Boston Fed Boss: Mid-Sized Cities In Unique Position

 



New England's former industrial cities like Worcester, Springfield and Hartford face intense challenges as the economy continues a weak recovery, the head of the Federal Reserve Bank of Boston said today in Worcester.

Eric S. Rosengren, CEO and president of the bank, told a roomful of business, education and nonprofit leaders that New England's "mid-sized" cities are, on average, younger, less advanced in education and more diverse than the rest of the region.

Those characteristics present both challenges and opportunities, he said.

While unemployment is much higher among the undereducated, the large population of younger residents in New England's cities could help redefine the economic identities of those hubs.

Hospitals and colleges have started to redefine those identities, and Rosengren said that more focus is needed on steering young populations toward the "meds and eds" that employ significant chunks of the population in many of the cities.

"Those are people that are presumably going to be more willing to go into new industries, to try new things," Rosengren said.

He called for more collaboration between government, education, sciences and business to make sure the future workforce is educated to step into those job sectors.

Rosengren also offered his take on the economic recovery, which he said has been slow nationally and in New England, though this region is generally faring better than the rest of the country, with lower unemployment.

Rather than calling the first half of this year an economic "slow patch," Rosengren said that he would characterize it as a "consistently weak recovery interrupted by a period of strong growth."

Rosengren spoke at an event organized by the bank, as well as the Mosakowski Institute for Public Enterprise, MassINC and the Rappaport Institute for Greater Boston.

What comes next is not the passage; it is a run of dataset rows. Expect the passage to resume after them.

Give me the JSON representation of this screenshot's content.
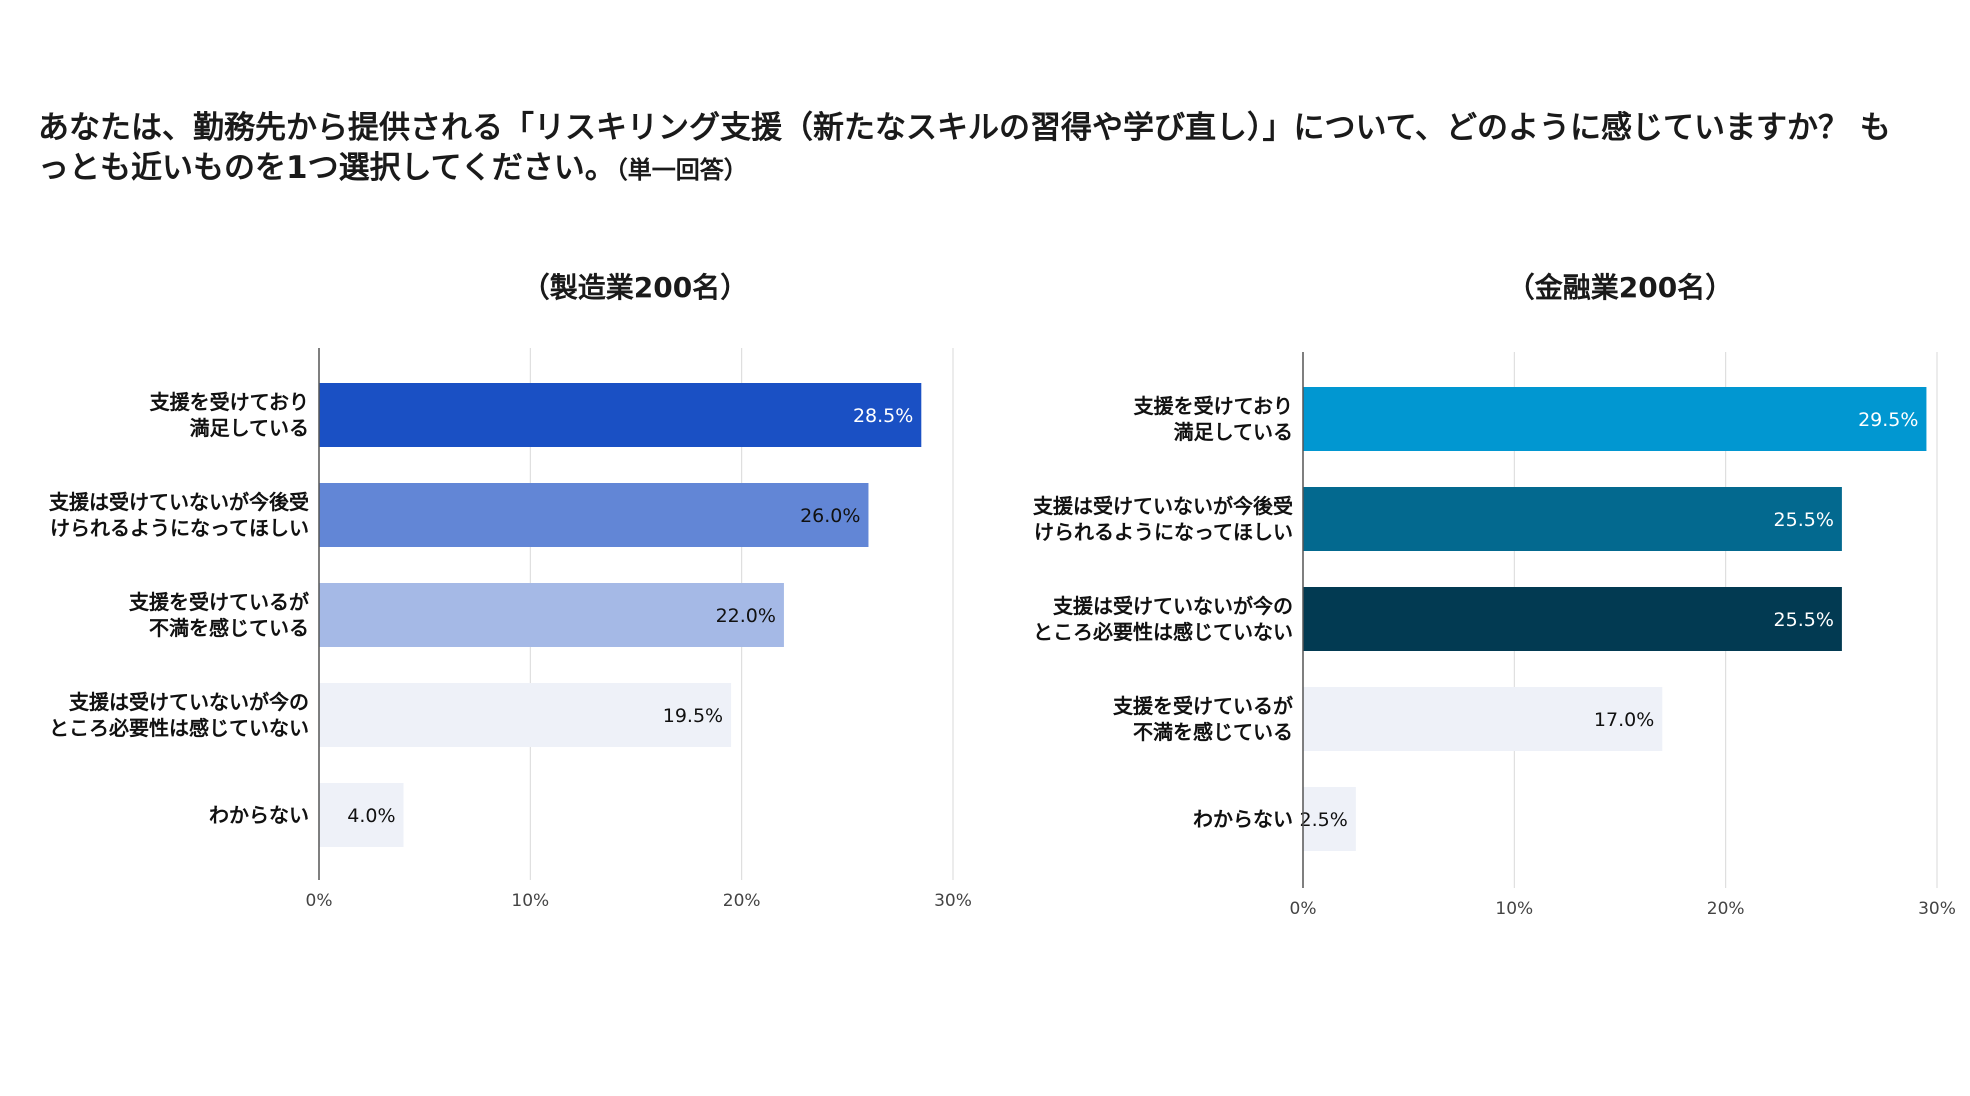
{
  "question": {
    "text": "あなたは、勤務先から提供される「リスキリング支援（新たなスキルの習得や学び直し）」について、どのように感じていますか？ もっとも近いものを1つ選択してください。",
    "note": "（単一回答）"
  },
  "chart_data": [
    {
      "type": "bar",
      "orientation": "horizontal",
      "title": "（製造業200名）",
      "categories": [
        [
          "支援を受けており",
          "満足している"
        ],
        [
          "支援は受けていないが今後受",
          "けられるようになってほしい"
        ],
        [
          "支援を受けているが",
          "不満を感じている"
        ],
        [
          "支援は受けていないが今の",
          "ところ必要性は感じていない"
        ],
        [
          "わからない"
        ]
      ],
      "values": [
        28.5,
        26.0,
        22.0,
        19.5,
        4.0
      ],
      "value_labels": [
        "28.5%",
        "26.0%",
        "22.0%",
        "19.5%",
        "4.0%"
      ],
      "colors": [
        "#1a50c4",
        "#6286d6",
        "#a5b9e6",
        "#eef1f8",
        "#eef1f8"
      ],
      "label_colors": [
        "#ffffff",
        "#111111",
        "#111111",
        "#111111",
        "#111111"
      ],
      "xlim": [
        0,
        30
      ],
      "xticks": [
        "0%",
        "10%",
        "20%",
        "30%"
      ],
      "grid": true
    },
    {
      "type": "bar",
      "orientation": "horizontal",
      "title": "（金融業200名）",
      "categories": [
        [
          "支援を受けており",
          "満足している"
        ],
        [
          "支援は受けていないが今後受",
          "けられるようになってほしい"
        ],
        [
          "支援は受けていないが今の",
          "ところ必要性は感じていない"
        ],
        [
          "支援を受けているが",
          "不満を感じている"
        ],
        [
          "わからない"
        ]
      ],
      "values": [
        29.5,
        25.5,
        25.5,
        17.0,
        2.5
      ],
      "value_labels": [
        "29.5%",
        "25.5%",
        "25.5%",
        "17.0%",
        "2.5%"
      ],
      "colors": [
        "#0197d1",
        "#03698f",
        "#023a52",
        "#eef1f8",
        "#eef1f8"
      ],
      "label_colors": [
        "#ffffff",
        "#ffffff",
        "#ffffff",
        "#111111",
        "#111111"
      ],
      "xlim": [
        0,
        30
      ],
      "xticks": [
        "0%",
        "10%",
        "20%",
        "30%"
      ],
      "grid": true
    }
  ]
}
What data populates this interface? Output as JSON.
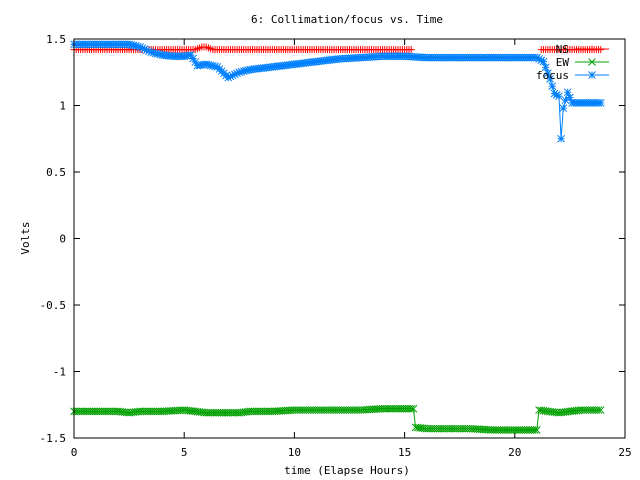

It was held at Clark University.

Yolanda Kodrzycki, vice president and director of the bank's New England Public Policy Center, presented a comparison of 25 "resurgent cities" around the country that have improved their economic standing since the manufacturing heyday of the 1960s.

She said that the cities that have performed better have had strong collaboration and leadership among various groups, have redirected their respective economies toward new industries and have developed their human capital.

"They show us that it takes patience and determination," Kodrzycki said.

She also urged collaboration between workforce programs, business groups and schools and colleges.

"You need someone who is looking out for the whole," she said, "not just at business issues."